Als "realistisch" würde der Verband eine Reduktion um 20 Prozent ansehen. Jonnaert: "Natürlich fühlt sich das gut an, auf dem Papier ein hohes Reduktionsziel zu haben, aber wir wollen sicherstellen, dass das, was aufgeschrieben wird, zumindest in unserer Branche auch erfüllt wird."
Als Begründung verweist der Autolobbyist auf die Absatzzahlen von Dieselfahrzeugen, die seit Auffliegen des Skandals vor drei Jahren massiv eingebrochen sind. Damit spielt er auf das Klimaretter-Image des Selbstzünders an.

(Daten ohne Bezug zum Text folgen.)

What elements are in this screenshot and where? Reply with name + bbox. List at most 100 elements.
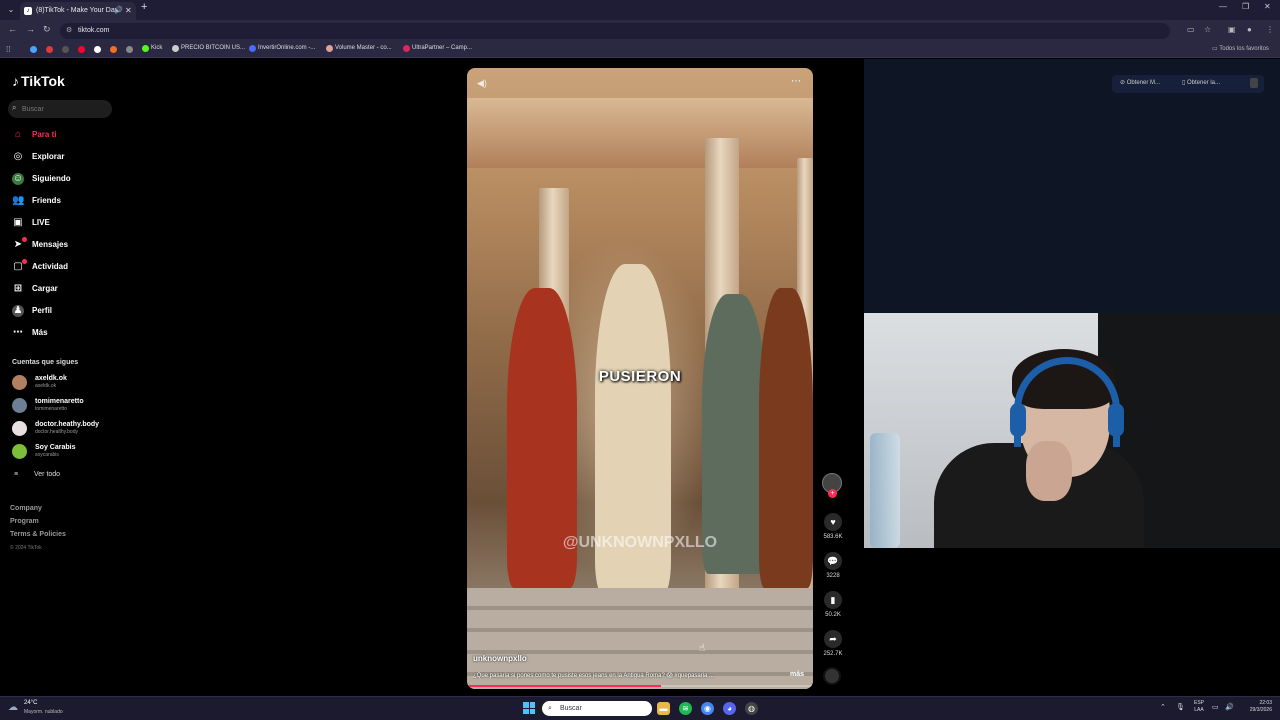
install-app-icon[interactable]: ▭ <box>1187 25 1195 34</box>
follow-plus-icon[interactable]: + <box>828 489 837 498</box>
back-icon[interactable]: ← <box>8 24 17 34</box>
url-field[interactable]: ⚙ tiktok.com <box>60 23 1170 39</box>
nav-item-explorar[interactable]: ◎ Explorar <box>10 148 114 166</box>
reload-icon[interactable]: ↻ <box>43 24 51 35</box>
restore-icon[interactable]: ❐ <box>1242 2 1249 11</box>
avatar <box>12 398 27 413</box>
new-tab-icon[interactable]: + <box>141 1 147 13</box>
tab-close-icon[interactable]: ✕ <box>125 2 132 20</box>
music-disc-icon[interactable] <box>823 667 841 685</box>
extension-button-2[interactable]: ▯ Obtener la... <box>1182 79 1220 86</box>
extension-icon[interactable]: ▣ <box>1228 25 1236 34</box>
taskbar-clock[interactable]: 22:03 29/3/2026 <box>1240 700 1272 714</box>
bookmark-volume-master[interactable]: Volume Master - co... <box>326 45 392 52</box>
tab-tiktok[interactable]: ♪ (8)TikTok - Make Your Day 🔊 ✕ <box>20 2 136 20</box>
nav-item-friends[interactable]: 👥 Friends <box>10 192 114 210</box>
bookmark-star-icon[interactable]: ☆ <box>1204 25 1211 34</box>
list-icon: ≡ <box>14 471 19 478</box>
search-icon[interactable]: ⌕ <box>12 103 16 113</box>
extension-button-1[interactable]: ⊘ Obtener M... <box>1120 79 1160 86</box>
right-empty-area <box>864 548 1280 695</box>
file-explorer-icon[interactable]: ▬ <box>657 702 670 715</box>
minimize-icon[interactable]: — <box>1219 2 1227 11</box>
language-indicator[interactable]: ESP LAA <box>1194 700 1204 714</box>
headset-ear-right <box>1108 403 1124 437</box>
following-account[interactable]: doctor.heathy.body doctor.healthy.body <box>12 419 122 439</box>
nav-item-perfil[interactable]: ♟ Perfil <box>10 302 114 320</box>
apps-icon[interactable]: ⁞⁞ <box>6 45 10 54</box>
video-progress-bar[interactable] <box>467 685 813 687</box>
following-account[interactable]: axeldk.ok axeldk.ok <box>12 373 122 393</box>
share-button[interactable]: ➦ 252.7K <box>821 630 845 657</box>
profile-avatar-icon: ♟ <box>12 305 24 317</box>
microphone-icon[interactable]: 🎙 <box>1176 703 1185 711</box>
live-icon: ▣ <box>13 217 23 228</box>
footer-program[interactable]: Program <box>10 518 39 525</box>
youtube-icon[interactable] <box>78 46 85 53</box>
messages-badge <box>22 237 27 242</box>
spotify-icon[interactable]: ≋ <box>679 702 692 715</box>
save-button[interactable]: ▮ 50.2K <box>821 591 845 618</box>
bookmark-icon-3[interactable] <box>62 46 69 53</box>
nav-item-actividad[interactable]: ▢ Actividad <box>10 258 114 276</box>
browser-menu-icon[interactable]: ⋮ <box>1266 25 1274 34</box>
extension-pin-icon[interactable] <box>1250 78 1258 88</box>
bookmark-icon-5[interactable] <box>94 46 101 53</box>
tab-audio-icon[interactable]: 🔊 <box>114 2 123 20</box>
volume-icon[interactable]: ◀) <box>477 78 487 89</box>
speaker-icon[interactable]: 🔊 <box>1225 703 1234 711</box>
forward-icon[interactable]: → <box>26 24 35 34</box>
nav-item-live[interactable]: ▣ LIVE <box>10 214 114 232</box>
following-account[interactable]: Soy Carabis soycarabis <box>12 442 122 462</box>
search-input[interactable] <box>22 102 108 116</box>
nav-item-cargar[interactable]: ⊞ Cargar <box>10 280 114 298</box>
following-icon: ☺ <box>12 173 24 185</box>
obs-icon[interactable]: ◍ <box>745 702 758 715</box>
search-box[interactable]: ⌕ <box>8 100 112 118</box>
video-author[interactable]: unknownpxllo <box>473 654 527 663</box>
bookmark-icon-2[interactable] <box>46 46 53 53</box>
tiktok-logo[interactable]: ♪ TikTok <box>12 73 65 89</box>
comment-button[interactable]: 💬 3228 <box>821 552 845 579</box>
all-bookmarks-folder[interactable]: ▭ Todos los favoritos <box>1212 45 1269 52</box>
network-icon[interactable]: ▭ <box>1212 703 1219 711</box>
tiktok-page: ♪TikTok ⌕ ⌂ Para ti ◎ Explorar ☺ Siguien… <box>0 59 864 695</box>
taskbar-search[interactable]: ⌕ Buscar <box>542 701 652 716</box>
bookmark-bitcoin[interactable]: PRECIO BITCOIN US... <box>172 45 245 52</box>
kick-icon <box>142 45 149 52</box>
bookmark-kick[interactable]: Kick <box>142 45 162 52</box>
see-all-link[interactable]: ≡ Ver todo <box>12 471 60 478</box>
tab-search-icon[interactable]: ⌄ <box>4 3 18 17</box>
like-count: 583.6K <box>823 534 843 540</box>
footer-terms[interactable]: Terms & Policies <box>10 531 66 538</box>
site-info-icon[interactable]: ⚙ <box>66 23 72 39</box>
windows-start-icon[interactable] <box>523 702 535 714</box>
video-scene-roof <box>467 98 813 168</box>
bitcoin-site-icon <box>172 45 179 52</box>
volume-master-icon <box>326 45 333 52</box>
nav-item-mensajes[interactable]: ➤ Mensajes <box>10 236 114 254</box>
nav-item-mas[interactable]: ⋯ Más <box>10 324 114 342</box>
following-account[interactable]: tomimenaretto tomimenaretto <box>12 396 122 416</box>
bookmark-icon-7[interactable] <box>126 46 133 53</box>
activity-badge <box>22 259 27 264</box>
profile-icon[interactable]: ● <box>1247 25 1252 34</box>
bookmark-icon-6[interactable] <box>110 46 117 53</box>
nav-item-siguiendo[interactable]: ☺ Siguiendo <box>10 170 114 188</box>
video-more-link[interactable]: más <box>790 671 804 678</box>
bookmark-invertironline[interactable]: InvertirOnline.com -... <box>249 45 315 52</box>
chrome-icon[interactable]: ◉ <box>701 702 714 715</box>
tray-chevron-icon[interactable]: ⌃ <box>1160 703 1166 711</box>
webcam-bottle <box>870 433 900 548</box>
discord-icon[interactable]: ◕ <box>723 702 736 715</box>
nav-item-para-ti[interactable]: ⌂ Para ti <box>10 126 114 144</box>
like-button[interactable]: ♥ 583.6K <box>821 513 845 540</box>
bookmark-ultrapartner[interactable]: UltraPartner – Camp... <box>403 45 472 52</box>
window-close-icon[interactable]: ✕ <box>1264 2 1271 11</box>
footer-company[interactable]: Company <box>10 505 42 512</box>
webcam-person-hand <box>1026 441 1072 501</box>
video-player[interactable]: ◀) ⋯ PUSIERON @UNKNOWNPXLLO unknownpxllo… <box>467 68 813 689</box>
video-caption-word: PUSIERON <box>598 368 682 385</box>
more-options-icon[interactable]: ⋯ <box>791 76 801 87</box>
bookmark-icon-1[interactable] <box>30 46 37 53</box>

"Der Vorteil besteht nur auf dem Papier"
Allerdings ist längst erwiesen, dass der Diesel dieses Image zu Unrecht hat. "Der Vorteil", so formuliert es das Umweltbundesamt, "besteht nur auf dem Papier".
Bei gleicher Motorisierung stoßen Diesel theoretisch zwar bis zu 15 Prozent weniger CO2 aus als Benziner, erläutert das UBA den Trugschluss, dem viele – auch der Acea – aufsitzen. Die Realität sieht aber anders aus.
Denn gerade die großen, hochmotorisierten Fahrzeuge, wie SUVs, werden zumeist mit Diesel-Motoren ausgestattet, um den Spritverbrauch in einem erträglichen Rahmen zu halten. Deren entsprechend höherer Verbrauch zehrt den CO2-Vorteil auf. Die Folge: "Diesel haben insgesamt keine besseren CO2-Werte als Benziner", betont die Behörde, die das Umweltministerium berät.
Oliver Krischer von den Grünen spricht denn auch von einem "falschen Alibi", das sich die Autoindustrie mit dem zurückgegangenen Absatz von Diesel-Pkw zusammenzimmert. "Die Autos werden schwerer und haben mehr PS, zusätzlich werden immer mehr Geländewagen verkauft", sagt Krischer. "Das sind die Gründe, warum viele Hersteller die Klimaziele nicht erreichen werden."
Die Umweltverbände BUND, DUH und VCD forderten, ebenfalls am heutigen Dienstag, dagegen eine CO2-Minderung um 60 bis 70 Prozent bis 2030. Dies sei "notwendig, technisch machbar und volkswirtschaftlich sinnvoll", sagte Gerd Lottsiepen vom ökologischen Verkehrsclub VCD.
"Je schwächer die CO2-Grenzwerte ausfallen", argumentiert Lottsiepen, "umso stärker müssen andere Maßnahmen wirken" – wenn Deutschland und die EU ihre Klimaziele für das Paris-Abkommen schaffen wollen.
Anspruchsvolle Grenzwerte seien zudem wichtige Antreiber für die europäische Automobilindustrie, um auch in Zukunft wettbewerbsfähig zu sein. "Mittelfristig werden global nur noch solche Geschäftsmodelle tragfähig sein, die dem Klima- und Umweltschutz Rechnung tragen."